Exact results aside, two crystal-clear conclusions emerge from this study. Firstly, that exercise appears to have similar effectiveness to drug treatment in terms of reducing mortality risk in the four chronic diseases examined – which, remember, are the only conditions for which exercise-related mortality outcomes exist. Indeed, in stroke, exercise was notably superior to drugs. The second, and perhaps most important, lesson is that, [There is a] near absence of evidence on the comparative effectiveness of exercise and drug interventions on mortality outcomes”.

This very lack of data on exercise interventions limits the authors’ ability to draw conclusions from their work. For example, secondary analyses pooled the drug and exercise interventions together and compared the two groups, and revealed no definitive differences in coronary heart disease, heart failure and prediabetes – with, again, a marked advantage for exercise in stroke. However, the results were highly statistically uncertain thanks to the pitifully low number of events in the exercise trials. Nevertheless, exercise clearly has enormous untapped potential to reduce mortality in chronic disease, especially given the minimal likelihood of adverse events associated with well-designed exercise programmes.

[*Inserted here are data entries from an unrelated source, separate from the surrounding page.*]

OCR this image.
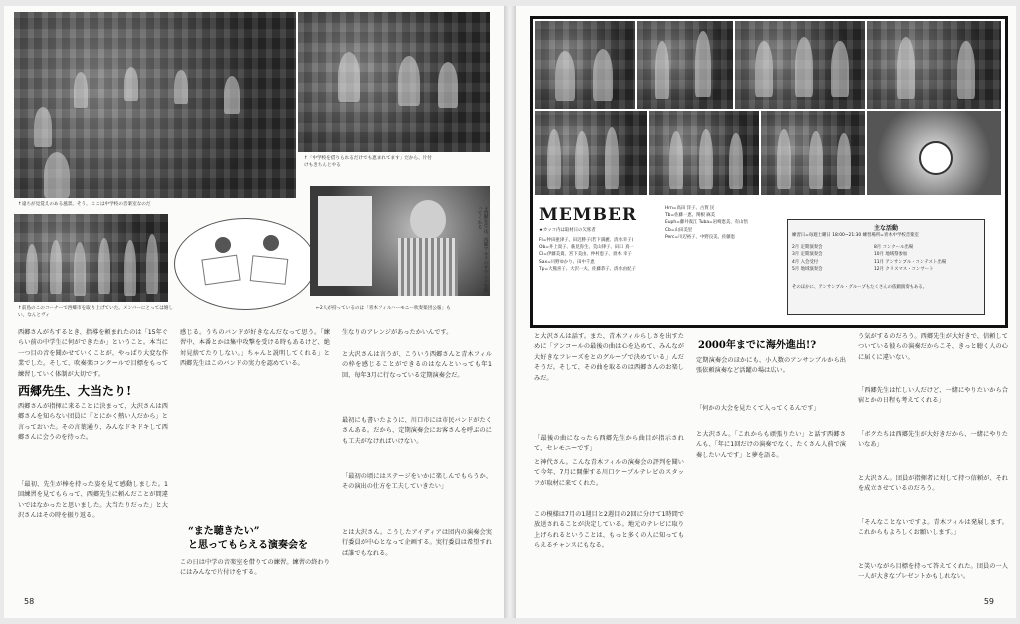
↑「中学校を借りられるだけでも恵まれてます」だから、片付けもきちんとやる
↑遠ちが見覚えのある風景。そう、ここは中学校の音楽室なのだ
→西郷先生は、西郷アキラのサウンドを作ってくれる
↑前島のこのコーナーで西郷市を取り上げていた。メンバーにとっては嬉しい。なんとヴィ
←2人が持っているのは「青木フィルハーモニー吹奏楽団公報」も
西郷さんがちするとき、指導を頼まれたのは「15年ぐらい前の中学生に何ができたか」ということ。本当に一つ目の音を聞かせていくことが、やっぱり大変な作業でした。そして、吹奏楽コンクールで目標をもって練習していく体制が大切です。
西郷先生、大当たり!
西郷さんが指揮に来ることに決まって、大沢さんは西郷さんを知らない団員に「とにかく熱い人だから」と言っておいた。その言葉通り、みんなドキドキして西郷さんに会うのを待った。
「最初、先生が棒を持った姿を見て感動しました。1回練習を見てもらって、西郷先生に頼んだことが間違いではなかったと思いました。大当たりだった」と大沢さんはその時を振り返る。
感じる。うちのバンドが好きなんだなって思う。「練習中、本番とかは集中攻撃を受ける時もあるけど、絶対見捨てたりしない。」ちゃんと説明してくれる」と西郷先生はこのバンドの実力を認めている。
“また聴きたい”
と思ってもらえる演奏会を
この日は中学の音楽室を借りての練習。練習の終わりにはみんなで片付けをする。
生なりのアレンジがあったかいんです。
と大沢さんは言うが、こういう西郷さんと青木フィルの枠を感じることができるのはなんといっても年1回、毎年3月に行なっている定期演奏会だ。
最初にも書いたように、川口市には市民バンドがたくさんある。だから、定期演奏会にお客さんを呼ぶのにも工夫がなければいけない。
「最初の頃にはステージをいかに楽しんでもらうか、その演出の仕方を工夫していきたい」
とは大沢さん。こうしたアイディアは団内の演奏会実行委員が中心となって企画する。実行委員は希望すれば誰でもなれる。
58
MEMBER
★カッコ内は取材日の欠席者
Fl=仲田亜津子、田辺勝子(若下満麗、清水幸子)
Ob=井上貴子、萩見弥生、荒山律子、田口 真一
Cl=伊藤美貴、宮下美由、仲村恵子、須木 幸子
Sax=川野ゆかり、田中千恵
Tp=大熊喜子、大沢一夫、佐藤恭子、清水由紀子
Hrn=高田 洋子、古賀 民
Tb=佐藤一恵、関根 麻美
Euph=藤井貴江 Tuba=岩崎恵美、有山悟
Cb=山田美里
Perc=川辺裕子、中野良美、佐藤恵
主な活動
練習日=毎週土曜日 18:00~21:30 練習場所=青木中学校音楽室
2月 定期演奏会
3月 定期演奏会
4月 入会受付
5月 地域演奏会
8月 コンクール出場
10月 地域祭参加
11月 アンサンブル・コンテスト出場
12月 クリスマス・コンサート
そのほかに、アンサンブル・グループもたくさんの依頼演奏もある。
と大沢さんは話す。また、青木フィルらしさを出すために「アンコールの最後の曲は心を込めて、みんなが大好きなフレーズをとのグループで決めている」んだそうだ。そして、その曲を取るのは西郷さんのお楽しみだ。
「最後の曲になったら西郷先生から曲目が指示されて、セレモニーです」
と神代さん。こんな青木フィルの演奏会の評判を聞いて今年、7月に開催する川口ケーブルテレビのスタッフが取材に来てくれた。
この模様は7月の1週目と2週目の2回に分けて1時間で放送されることが決定している。地元のテレビに取り上げられるということは、もっと多くの人に知ってもらえるチャンスにもなる。
2000年までに海外進出!?
定期演奏会のほかにも、小人数のアンサンブルから出張依頼演奏など活躍の場は広い。
「何かの大会を見たくて入ってくるんです」
と大沢さん。「これからも頑張りたい」と話す西郷さんも、「年に1回だけの演奏でなく、たくさん人前で演奏したいんです」と夢を語る。
う気がするのだろう。西郷先生が大好きで、信頼してついている彼らの演奏だからこそ、きっと聴く人の心に届くに違いない。
「西郷先生は忙しい人だけど、一緒にやりたいから合宿とかの日程も考えてくれる」
「ボクたちは西郷先生が大好きだから、一緒にやりたいなあ」
と大沢さん。団員が指揮者に対して持つ信頼が、それを成立させているのだろう。
「そんなことないですよ。青木フィルは発展します。これからもよろしくお願いします。」
と笑いながら目標を持って答えてくれた。団員の一人一人が大きなプレゼントかもしれない。
59
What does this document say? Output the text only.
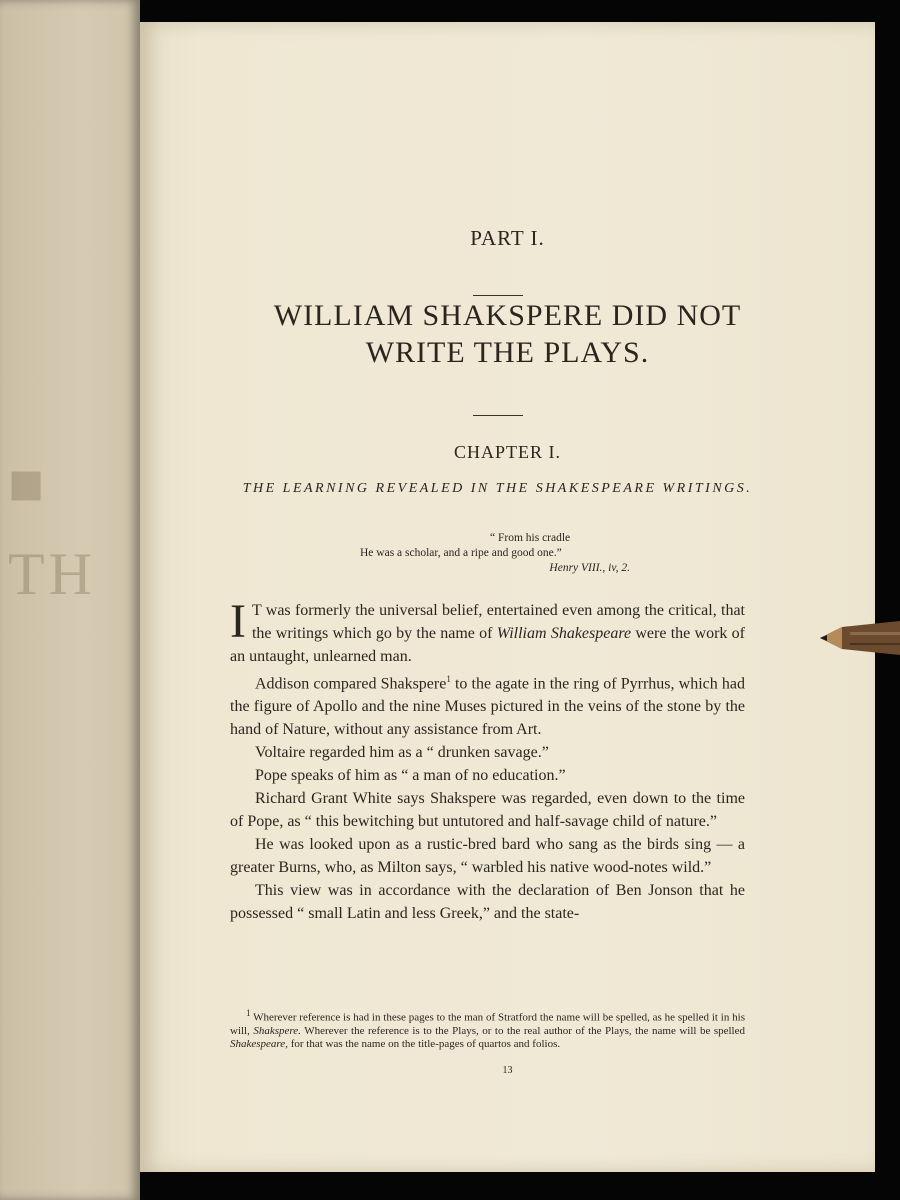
■
TH
PART I.
WILLIAM SHAKSPERE DID NOT
WRITE THE PLAYS.
CHAPTER I.
THE LEARNING REVEALED IN THE SHAKESPEARE WRITINGS.
“ From his cradle
He was a scholar, and a ripe and good one.”
Henry VIII., iv, 2.

I T was formerly the universal belief, entertained even among the critical, that the writings which go by the name of William Shakespeare were the work of an untaught, unlearned man.

Addison compared Shakspere$^1$ to the agate in the ring of Pyrrhus, which had the figure of Apollo and the nine Muses pictured in the veins of the stone by the hand of Nature, without any assistance from Art.

Voltaire regarded him as a “ drunken savage.”

Pope speaks of him as “ a man of no education.”

Richard Grant White says Shakspere was regarded, even down to the time of Pope, as “ this bewitching but untutored and half-savage child of nature.”

He was looked upon as a rustic-bred bard who sang as the birds sing — a greater Burns, who, as Milton says, “ warbled his native wood-notes wild.”

This view was in accordance with the declaration of Ben Jonson that he possessed “ small Latin and less Greek,” and the state-

$^1$ Wherever reference is had in these pages to the man of Stratford the name will be spelled, as he spelled it in his will, Shakspere. Wherever the reference is to the Plays, or to the real author of the Plays, the name will be spelled Shakespeare, for that was the name on the title-pages of quartos and folios.

13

Time to redress the balance

Combine this with the fact that the authors may have underestimated the amount of drug data available, and the pro-drug bias of modern medical research snaps into vivid focus. The entire situation is self-reinforcing: the playing field is steeply inclined toward drug research; new treatment guidelines are written based on the existing, biased research; and further research into exercise interventions is thereby discouraged. Only by placing these findings firmly in the context of what we already know about the health-promoting effects of exercise, and performing further high-quality exercise trials – including randomised, controlled comparisons of drugs and exercise – can medical science hope to break free.

How to make that happen is the tricky part. For pharma companies, which are driven more by a desire to make profits rather than make people healthy, there’s little incentive to organise trials comparing exercise with drugs. This is especially true if there’s a risk that drugs might come off second best. One option, as suggested by the authors, is mandatory reporting by pharma of active-comparator drug trials with exercise arms. Drug companies are going to need some pushing to do this – so let’s get patients to push doctors to push the drug companies to do this.

In the meantime, switched-on citizens and practitioners have even more incentive to make exercise a key part of their daily routines.

References

1. Naci H and Ioannidis JPA. Comparative effectiveness of exercise and drug interventions on mortality outcomes: metaepidemiological study. BMJ 2013;347:f5577.